Stolen Bayeux Tapestry Pieces Sent Back To France By Germany

Germany returns stolen fragments of Bayeux Tapestry to France.

Imagine stumbling across a few scraps of fabric and realising they’re part of one of Europe’s most famous artworks.

That’s exactly what happened in northern Germany, where historians uncovered two tiny fragments of the Bayeux Tapestry.

They sent them back to France more than 80 years after they were stolen.

The pieces, each just a few centimetres long, were found in the archives of a German textile expert, Karl Schlabow.

He worked in France during the Nazi occupation in 1941.

Researchers believe he quietly removed the fragments while studying the tapestry.

It was part of a sinister Nazi project obsessed with so-called “ancestral heritage”.

Historic Fragments Returned

So what gave them away?
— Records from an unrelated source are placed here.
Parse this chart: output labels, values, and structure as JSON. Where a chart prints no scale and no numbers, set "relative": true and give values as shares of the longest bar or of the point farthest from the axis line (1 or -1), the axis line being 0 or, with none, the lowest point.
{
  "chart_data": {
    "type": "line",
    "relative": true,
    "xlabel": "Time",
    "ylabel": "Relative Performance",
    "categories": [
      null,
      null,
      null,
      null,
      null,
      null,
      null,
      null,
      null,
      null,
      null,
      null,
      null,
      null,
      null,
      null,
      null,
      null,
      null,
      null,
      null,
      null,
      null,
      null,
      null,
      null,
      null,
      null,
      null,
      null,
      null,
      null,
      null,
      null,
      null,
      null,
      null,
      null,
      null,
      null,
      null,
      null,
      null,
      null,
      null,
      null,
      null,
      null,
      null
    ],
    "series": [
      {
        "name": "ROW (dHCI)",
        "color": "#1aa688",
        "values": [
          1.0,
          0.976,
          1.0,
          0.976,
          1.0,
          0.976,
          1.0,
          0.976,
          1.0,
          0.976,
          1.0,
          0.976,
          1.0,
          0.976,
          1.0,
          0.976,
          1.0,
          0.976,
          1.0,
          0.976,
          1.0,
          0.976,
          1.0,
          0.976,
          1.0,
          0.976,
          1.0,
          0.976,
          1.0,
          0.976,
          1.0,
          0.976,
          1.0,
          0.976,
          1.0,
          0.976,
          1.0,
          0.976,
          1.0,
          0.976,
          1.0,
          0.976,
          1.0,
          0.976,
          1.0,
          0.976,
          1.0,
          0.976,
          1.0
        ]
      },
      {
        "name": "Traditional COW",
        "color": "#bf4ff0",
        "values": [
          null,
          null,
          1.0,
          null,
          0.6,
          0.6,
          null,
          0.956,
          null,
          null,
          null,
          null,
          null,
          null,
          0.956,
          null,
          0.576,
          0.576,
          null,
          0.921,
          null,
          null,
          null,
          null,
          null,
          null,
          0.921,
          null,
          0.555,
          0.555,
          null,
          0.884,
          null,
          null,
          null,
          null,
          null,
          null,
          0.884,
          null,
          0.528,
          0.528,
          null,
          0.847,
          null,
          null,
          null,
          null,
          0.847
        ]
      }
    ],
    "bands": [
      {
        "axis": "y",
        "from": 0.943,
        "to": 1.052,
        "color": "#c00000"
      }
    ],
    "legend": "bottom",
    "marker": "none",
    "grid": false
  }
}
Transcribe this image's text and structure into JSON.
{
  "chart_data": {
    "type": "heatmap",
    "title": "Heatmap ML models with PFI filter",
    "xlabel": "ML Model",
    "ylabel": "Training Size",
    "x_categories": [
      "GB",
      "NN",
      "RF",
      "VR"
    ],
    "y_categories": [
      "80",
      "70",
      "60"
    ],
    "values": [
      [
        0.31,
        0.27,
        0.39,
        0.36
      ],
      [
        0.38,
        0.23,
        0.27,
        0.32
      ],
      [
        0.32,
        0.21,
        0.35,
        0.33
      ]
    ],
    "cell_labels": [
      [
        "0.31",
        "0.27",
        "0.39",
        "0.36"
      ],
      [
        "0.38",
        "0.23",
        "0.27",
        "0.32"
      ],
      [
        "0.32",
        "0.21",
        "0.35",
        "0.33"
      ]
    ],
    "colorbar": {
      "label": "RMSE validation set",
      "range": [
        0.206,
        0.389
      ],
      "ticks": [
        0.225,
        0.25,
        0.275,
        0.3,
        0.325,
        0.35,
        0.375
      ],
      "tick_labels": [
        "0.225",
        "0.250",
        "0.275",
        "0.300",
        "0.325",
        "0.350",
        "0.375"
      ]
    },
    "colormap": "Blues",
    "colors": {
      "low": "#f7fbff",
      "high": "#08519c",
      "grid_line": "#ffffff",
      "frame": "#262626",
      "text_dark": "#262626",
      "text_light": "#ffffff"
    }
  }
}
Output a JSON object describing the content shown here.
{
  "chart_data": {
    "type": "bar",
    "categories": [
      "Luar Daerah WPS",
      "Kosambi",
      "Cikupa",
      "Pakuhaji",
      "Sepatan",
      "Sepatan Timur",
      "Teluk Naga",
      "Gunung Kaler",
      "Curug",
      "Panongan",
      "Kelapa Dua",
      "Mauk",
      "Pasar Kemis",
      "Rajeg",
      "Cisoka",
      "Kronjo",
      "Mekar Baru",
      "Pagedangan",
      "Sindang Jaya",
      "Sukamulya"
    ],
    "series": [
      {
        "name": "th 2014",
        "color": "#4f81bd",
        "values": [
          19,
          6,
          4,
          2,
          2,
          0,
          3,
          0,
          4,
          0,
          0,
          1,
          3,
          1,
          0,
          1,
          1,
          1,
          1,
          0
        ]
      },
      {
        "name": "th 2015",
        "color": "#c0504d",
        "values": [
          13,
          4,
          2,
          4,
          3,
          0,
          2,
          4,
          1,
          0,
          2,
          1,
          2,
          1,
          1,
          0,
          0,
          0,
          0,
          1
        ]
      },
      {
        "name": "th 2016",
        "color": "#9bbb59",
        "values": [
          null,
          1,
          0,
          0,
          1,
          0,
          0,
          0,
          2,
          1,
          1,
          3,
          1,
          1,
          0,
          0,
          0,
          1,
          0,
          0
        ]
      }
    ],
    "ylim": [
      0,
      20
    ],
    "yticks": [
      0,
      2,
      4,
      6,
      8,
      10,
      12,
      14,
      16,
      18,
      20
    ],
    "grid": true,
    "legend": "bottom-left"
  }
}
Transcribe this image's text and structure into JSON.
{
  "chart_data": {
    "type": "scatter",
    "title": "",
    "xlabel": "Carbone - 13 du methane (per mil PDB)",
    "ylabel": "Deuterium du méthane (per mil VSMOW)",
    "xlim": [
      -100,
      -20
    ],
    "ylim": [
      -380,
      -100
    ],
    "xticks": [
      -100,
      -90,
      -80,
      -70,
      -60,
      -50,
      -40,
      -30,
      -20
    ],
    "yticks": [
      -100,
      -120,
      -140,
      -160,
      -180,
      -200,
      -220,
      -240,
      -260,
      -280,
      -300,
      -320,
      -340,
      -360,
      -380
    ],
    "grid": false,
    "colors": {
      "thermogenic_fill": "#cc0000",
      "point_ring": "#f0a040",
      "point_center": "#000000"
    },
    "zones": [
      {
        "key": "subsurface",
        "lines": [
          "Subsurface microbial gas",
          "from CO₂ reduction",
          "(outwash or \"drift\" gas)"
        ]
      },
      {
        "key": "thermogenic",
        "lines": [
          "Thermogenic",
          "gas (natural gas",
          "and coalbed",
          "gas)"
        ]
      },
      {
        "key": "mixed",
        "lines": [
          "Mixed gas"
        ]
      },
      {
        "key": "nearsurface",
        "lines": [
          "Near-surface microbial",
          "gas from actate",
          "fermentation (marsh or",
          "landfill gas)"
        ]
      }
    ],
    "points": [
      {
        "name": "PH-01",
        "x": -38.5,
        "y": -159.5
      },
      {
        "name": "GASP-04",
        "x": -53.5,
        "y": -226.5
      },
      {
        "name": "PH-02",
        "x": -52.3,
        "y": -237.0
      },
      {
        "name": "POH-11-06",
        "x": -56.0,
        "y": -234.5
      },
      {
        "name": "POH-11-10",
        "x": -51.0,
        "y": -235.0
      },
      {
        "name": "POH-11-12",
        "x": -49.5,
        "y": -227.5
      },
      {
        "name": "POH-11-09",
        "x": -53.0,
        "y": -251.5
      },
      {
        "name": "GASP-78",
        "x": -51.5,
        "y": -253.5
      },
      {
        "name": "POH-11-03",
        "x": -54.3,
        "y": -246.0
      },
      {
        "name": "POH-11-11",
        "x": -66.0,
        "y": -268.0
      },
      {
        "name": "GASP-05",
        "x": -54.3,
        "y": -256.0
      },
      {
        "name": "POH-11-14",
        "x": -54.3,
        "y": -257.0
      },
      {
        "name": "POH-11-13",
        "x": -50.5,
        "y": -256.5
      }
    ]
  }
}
Labels, documents, and a careful inventory carried out in 2023.

“It was obvious they had to be returned,” said Rainer Hering, head of the Schleswig-Holstein archives, as he handed them to Bayeux’s mayor.

The fragments likely came from the underside of the 70-metre embroidery that famously tells the story of William the Conqueror and the Battle of Hastings.

Small pieces, yes—but from a monument of history.

Their return comes just as debate swirls over plans to loan the tapestry to London.

Artist David Hockney has called the move “madness”, warning some treasures are simply too fragile to travel.

After all, when a story has survived nearly a thousand years, isn’t protecting it the real victory?